Kemudian Ratih menambahkan bahwa di Yogyakarta sekitar tahun 2003 atau 2006 ada program sejenis Jakarta Smart City dengan naman Unit Pelayanan Informasi dan Keluhan (UPIK). Pada tahun itu masyarakat menggunakan media SMS, telepon, dan surat untuk menyalurkan keluhannya dan informasi terkait layanan publik di Yogyakarta. Kemudian berdasarakan laporan-laporan yang diterima dari masyarakat tersebut akan ditindak lanjuti oleh pemerintah setempat dengan SOP 24 jam masalah sudah ditangani. Rangkuman laporan dari masyarakat nantinya dapat dijadikan acuan program kerja bagi pemerintah setempat untuk dapat menyusun sebuah kebijakan kedepannya.

Diskusi berlanjut ke pertanyaan, jika masyarakat masih pasif, lalu apa yang perlu dilakukan agar proses partisipasi publik ini dapat mengena hingga menimbulkan kesadaran dan meningkatkan tingkat partisipatifnya. Melia berpendapat bahwa sebenarnya perlu adanya sosialisasi yang massif. Proses sosialisasi ini bisa memanfaatkan para volunteer/relawan. Beliau memaparkan bahwa volunteer itu terbagi menjadi 3 tingkatan. Ada tingkat mahasiswa/fresh graduate, dimana mereka mempunyai motif untuk mendapatkan pengalaman sebanyak-banyaknya karena pada posisi mereka masih memiliki banyak waktu luang namun dana/uang tidak ada maka mereka berusaha untuk memberikan tenaga dan waktunya untuk berpartisipasi menjadi relawan dimana saja.

Untuk bagian para pekerja muda mereka terbatas pada waktu dan juga keuangannya yang masih belum stabil, sebagian dari mereka masih ragu-ragu untuk terjun ke dunia relawanan. Untuk tingkat para pensiunan atau pekerja tua yang sudah stabil dalam keuangannya lebih memilih untuk berpatisipasi dengan dananya dibandingkan tenaga dan waktunya. Beliau menyarankan agar mendekati mereka sesuai kalangannya, dari situ dapat menjadikan acuan untuk perbaikan isi konten disosial media yang menjadi target sasarannya.

Kemudian Afandi menambahkan, belum adanya demografi mengenai siapa saja yang mempunyai interest terhadap isu partisipasi publik di Indonesia, menjadi kendala bagi IAP2 Indonesia untuk dapat mensosialisasikannya ke masyarakat. Melihat bahwa IAP2 di Australia didominasi oleh kalangan muda-muda, sedangkan IAP2 di Amerika dan Kanada didominasi oleh kalang tua/senior. Untuk itu hal ini dapat menjadi proses analisa tujuan dalam membentuk arah IAP2 Indonesia kedepannya. Selain IAP2 Indonesia sudah go internasional yang sudah bermitra dengan UNESCAP dan afiliasi IAP2 di luar Negeri, perlu lebih men-engage lokal. Berorientasi pada skala internasional dan juga nasional, keduanya harus terus dikembangkan.

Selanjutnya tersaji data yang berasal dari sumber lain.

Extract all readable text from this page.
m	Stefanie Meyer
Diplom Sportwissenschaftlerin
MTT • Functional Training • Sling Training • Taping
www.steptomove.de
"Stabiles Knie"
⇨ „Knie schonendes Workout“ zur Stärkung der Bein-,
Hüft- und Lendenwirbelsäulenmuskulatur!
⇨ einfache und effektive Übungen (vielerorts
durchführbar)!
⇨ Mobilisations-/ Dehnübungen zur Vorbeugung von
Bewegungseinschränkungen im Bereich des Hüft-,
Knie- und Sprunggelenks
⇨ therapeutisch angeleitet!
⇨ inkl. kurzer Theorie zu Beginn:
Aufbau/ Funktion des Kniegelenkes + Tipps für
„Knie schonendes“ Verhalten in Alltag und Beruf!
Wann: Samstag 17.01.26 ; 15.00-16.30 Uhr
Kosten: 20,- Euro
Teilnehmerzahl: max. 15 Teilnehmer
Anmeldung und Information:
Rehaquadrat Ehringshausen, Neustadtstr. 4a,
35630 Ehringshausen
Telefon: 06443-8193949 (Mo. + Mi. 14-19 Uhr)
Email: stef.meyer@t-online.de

Menjadi catatan penting lainnya adalah bukan hanya berfokus pada menggelar seminar-seminar besar dan pelatihan-pelatihan internasional, perlu difasilitasi juga masyarakat Indonesia dari kalangan tingkat ekonomi menengah dan kebawah untuk dapat menikmati indahnya ilmu partisipasi publik. Hal tersebut dapat dilakukan dengan memasuki/melibatkan diri (perwakilan IAP2 Indonesia) kedalam  isu-isu sederhana yang ada disekitar dengan menerapkan teknik partisipasi publik dalam pemecahan masalahnya. Dengan begitu masyarakat didalam komunitas, swasta, ataupun pemerintah dapat teredukasi dengan baik bagaimana caranya membuat sebuah keputusan yang berkelanjutan dan bijak bagi semua pihak dengan didasari proses partisipasi publik didalamnya.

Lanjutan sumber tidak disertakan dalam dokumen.